The University of Michigan’s Rogel Cancer Center researchers discovered a mechanism that explains why a subset of patients’ tumors grows rather than shrink when treated with immunotherapy.

Immunotherapy has made significant advances in cancer therapy; however, it is not efficacious for all patients. It can even end up causing tumors to “hyperprogress” in some cases.

Weiping Zou, MD, PhD, and Michael D. Green, MD, PhD of Rogel used tumor samples from patients in addition to mouse models to examine the molecular pathways involved when immunotherapy worsens, rather than slows, disease progression. The findings were published in Cancer Cell.

Researchers discovered that tumors with hyperprogression after immunotherapy had increased levels of fibroblast growth factor 2, or FGF2, and beta-catenin signaling. Furthermore, the mouse models demonstrated that the gene signaling interferon γ, which is derived from CD8+ T cells, causes hyperprogression disease by rewiring the tumors’ metabolic pathways.

The researchers predicted that patients with hyperprogression disease would have fewer immune cells, such as CD8+T cells and the interferon γ gene signature.

But the patients who weren’t deriving any benefit from immunotherapy had a similar CD8+T cell infiltration as those patients who benefited tremendously.”

Michael D. Green, Study Co-Lead Author and Assistant Professor, Radiation Oncology, Rogel Cancer Center, University of Michigan

The researchers hypothesized that the patients’ hyperprogression disease was caused by the immunotherapy itself, but they needed to examine this controversial finding further in experimental mouse models.

We really wanted to understand if there are biomarkers that can predict, before the patient receives immunotherapy if they will develop hyperprogression disease from the treatment.”

Weiping Zou, Study Co-Lead Author and Director, Center of Excellence for Cancer Immunology and Immunotherapy

The solution lay at the intersections of immunogenic, metabolic, and oncogenic pathways. In preclinical models, the researchers discovered that targeting the gene signaling axis of interferon γ, FGF2, and beta-catenin prevents hyperprogression.

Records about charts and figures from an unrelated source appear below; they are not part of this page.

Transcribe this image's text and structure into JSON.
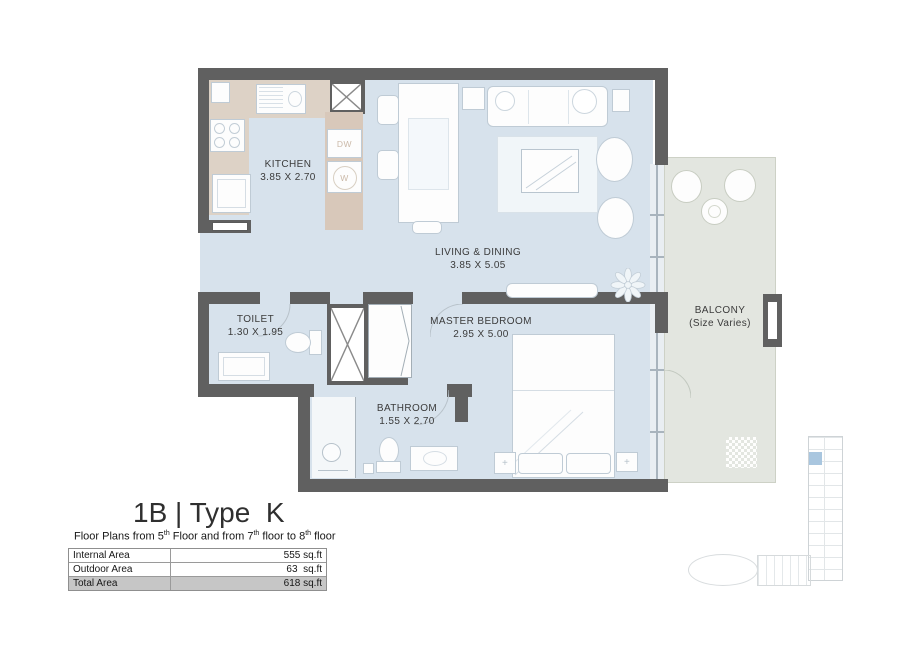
{
  "plan": {
    "rooms": {
      "kitchen": {
        "name": "KITCHEN",
        "dims": "3.85 X 2.70"
      },
      "living": {
        "name": "LIVING & DINING",
        "dims": "3.85 X 5.05"
      },
      "toilet": {
        "name": "TOILET",
        "dims": "1.30 X 1.95"
      },
      "bathroom": {
        "name": "BATHROOM",
        "dims": "1.55 X 2.70"
      },
      "master_bedroom": {
        "name": "MASTER BEDROOM",
        "dims": "2.95 X 5.00"
      },
      "balcony": {
        "name": "BALCONY",
        "dims": "(Size Varies)"
      }
    },
    "appliance_labels": {
      "dishwasher": "DW",
      "washer": "W"
    },
    "markers": {
      "nightstand": "+"
    }
  },
  "title_block": {
    "title": "1B | Type  K",
    "subtitle_parts": {
      "p1": "Floor Plans from 5",
      "s1": "th",
      "p2": " Floor and from 7",
      "s2": "th",
      "p3": " floor to 8",
      "s3": "th",
      "p4": " floor"
    },
    "area_table": {
      "rows": [
        {
          "label": "Internal Area",
          "value": "555 sq.ft"
        },
        {
          "label": "Outdoor Area",
          "value": "63  sq.ft"
        },
        {
          "label": "Total Area",
          "value": "618 sq.ft"
        }
      ]
    }
  },
  "colors": {
    "wall": "#606060",
    "floor": "#d7e2ec",
    "balcony_floor": "#e3e6e0",
    "kitchen_counter": "#ddd2c6",
    "highlight_unit": "#a9c6df",
    "table_total_row": "#c6c6c6"
  }
}
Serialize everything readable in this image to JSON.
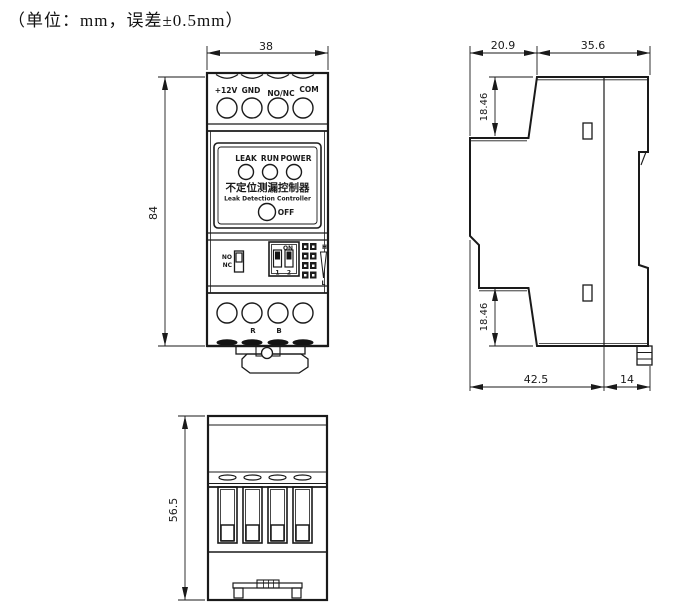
{
  "title": "（单位：mm，误差±0.5mm）",
  "front_view": {
    "dims": {
      "width": "38",
      "height": "84"
    },
    "top_terminals": [
      "+12V",
      "GND",
      "NO/NC",
      "COM"
    ],
    "leds": [
      "LEAK",
      "RUN",
      "POWER"
    ],
    "device_name_cn": "不定位测漏控制器",
    "device_name_en": "Leak Detection Controller",
    "off_button": "OFF",
    "relay_switch": {
      "no": "NO",
      "nc": "NC"
    },
    "dip_switch": {
      "label": "ON",
      "pos1": "1",
      "pos2": "2"
    },
    "sensitivity": {
      "high": "H",
      "low": "L"
    },
    "bottom_terminals": {
      "r": "R",
      "b": "B"
    }
  },
  "side_view": {
    "dims": {
      "top_left": "20.9",
      "top_right": "35.6",
      "upper_step": "18.46",
      "lower_step": "18.46",
      "bottom_body": "42.5",
      "bottom_rail": "14"
    }
  },
  "bottom_view": {
    "dims": {
      "height": "56.5"
    }
  },
  "colors": {
    "line": "#1a1a1a",
    "h_label": "#993333",
    "l_label": "#335599"
  }
}
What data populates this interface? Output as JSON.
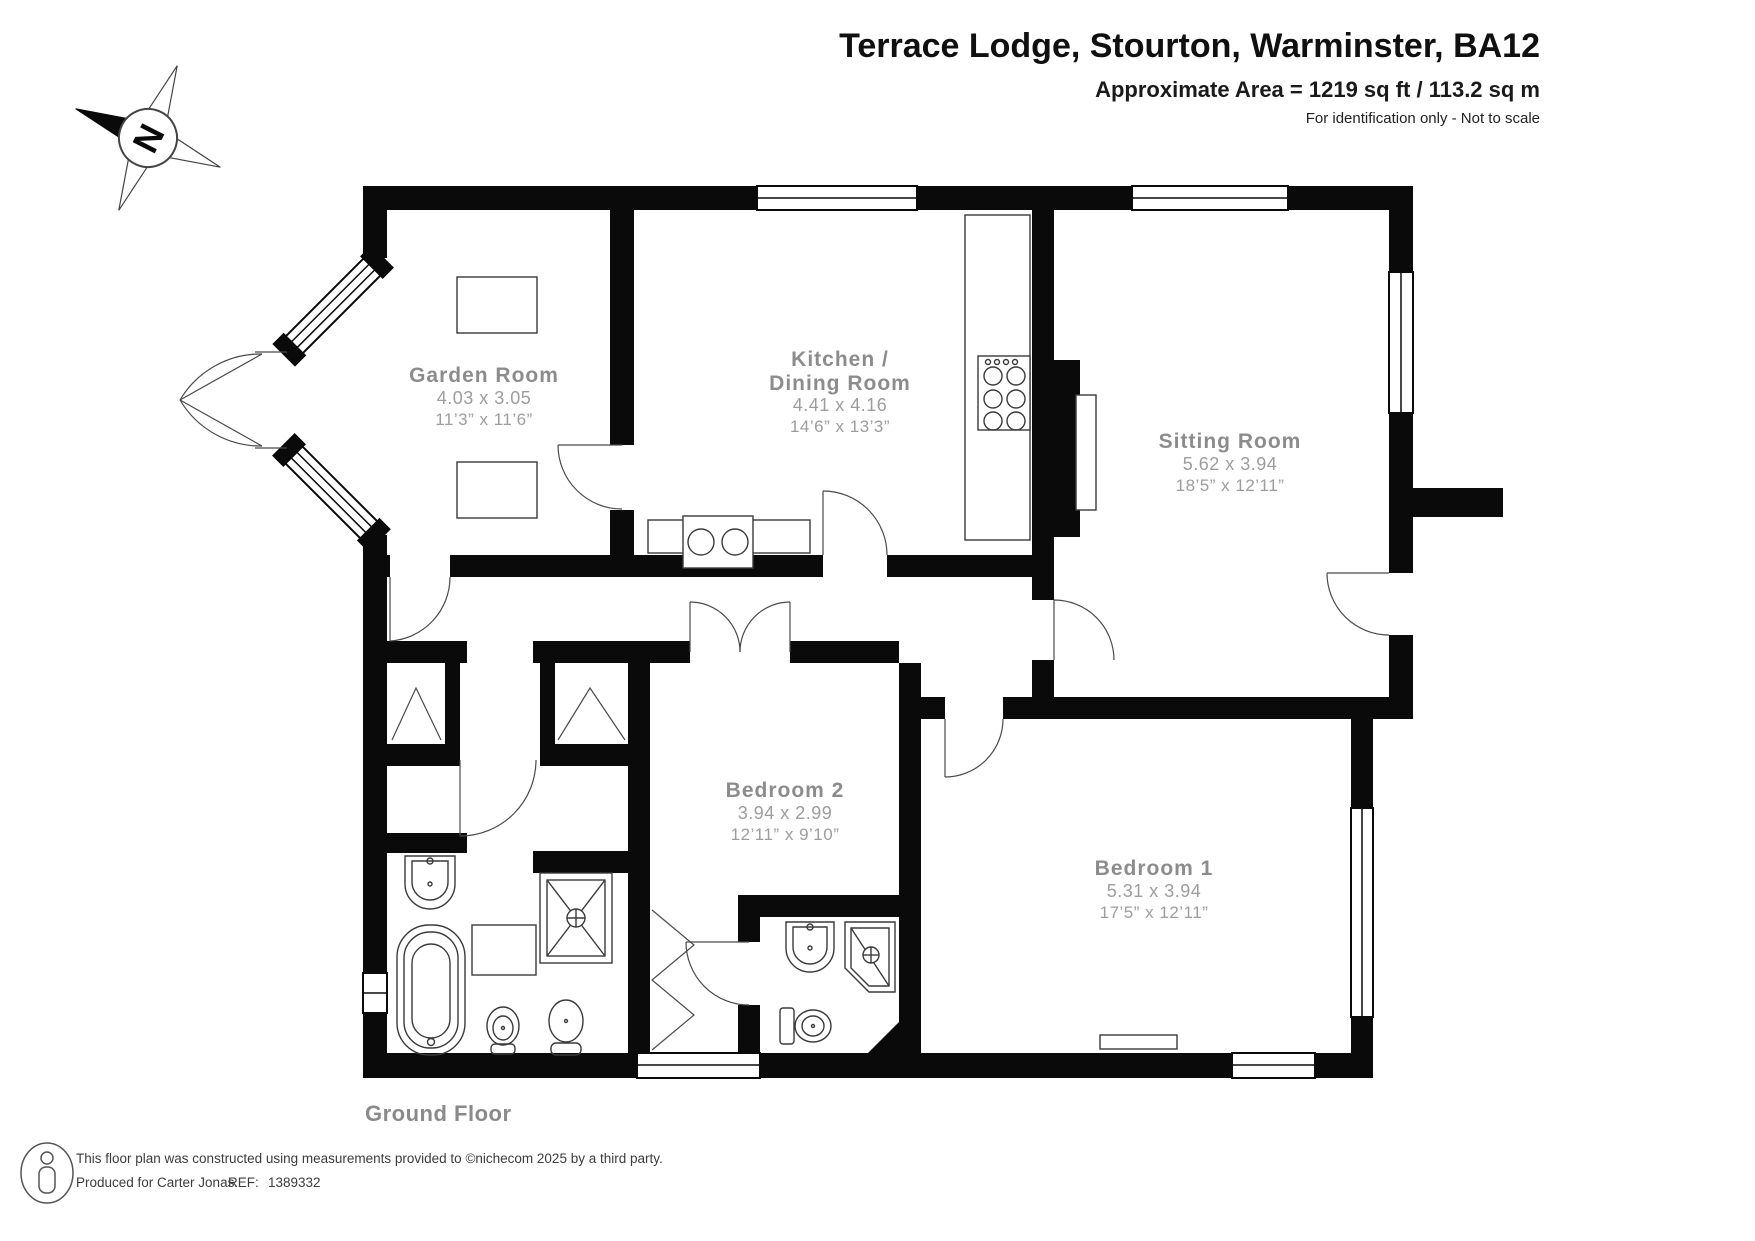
{
  "header": {
    "title": "Terrace Lodge, Stourton, Warminster, BA12",
    "area": "Approximate Area = 1219 sq ft / 113.2 sq m",
    "note": "For identification only - Not to scale"
  },
  "compass": {
    "north": "N"
  },
  "floor": {
    "label": "Ground Floor"
  },
  "rooms": {
    "garden": {
      "name": "Garden Room",
      "metric": "4.03 x 3.05",
      "imperial": "11’3” x 11’6”"
    },
    "kitchen": {
      "name1": "Kitchen /",
      "name2": "Dining Room",
      "metric": "4.41 x 4.16",
      "imperial": "14’6” x 13’3”"
    },
    "sitting": {
      "name": "Sitting Room",
      "metric": "5.62 x 3.94",
      "imperial": "18’5” x 12’11”"
    },
    "bedroom2": {
      "name": "Bedroom 2",
      "metric": "3.94 x 2.99",
      "imperial": "12’11” x 9’10”"
    },
    "bedroom1": {
      "name": "Bedroom 1",
      "metric": "5.31 x 3.94",
      "imperial": "17’5” x 12’11”"
    }
  },
  "footer": {
    "line1": "This floor plan was constructed using measurements provided to ©nichecom 2025 by a third party.",
    "line2": "Produced for Carter Jonas.",
    "ref_label": "REF:",
    "ref_value": "1389332"
  }
}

These findings are provocative. We usually think that immunotherapy is beneficial, but now we have evidence that for a subset of patients, it’s not only not beneficial but potentially harmful for patients. If we can get to the stage of being able to identify those patients who shouldn’t receive treatment beforehand, that will be very important.”

Weiping Zou, Study Co-Lead Author and Director, Center of Excellence for Cancer Immunology and Immunotherapy

The study was collaborative, involving associates from all across Rogel, including Arul Chinnaiyan, MD, PhD, SP Hicks Endowed Professor of Pathology and Director of the Michigan Center for Translational Pathology, who provided input from a molecular pathology and cancer genomics viewpoint.

“This is an impressive study beginning in the clinic, with hypotheses generated from cancer patients treated with immunotherapy, and goes to the bench by mechanistically investigating these hypotheses in pre-clinical models. This is a stellar example of how basic research can teach us about how cancer patients have varied responses to immunotherapy,” stated Chinnaiyan.

To target this gene signaling axis in patients, more clinical research is necessary.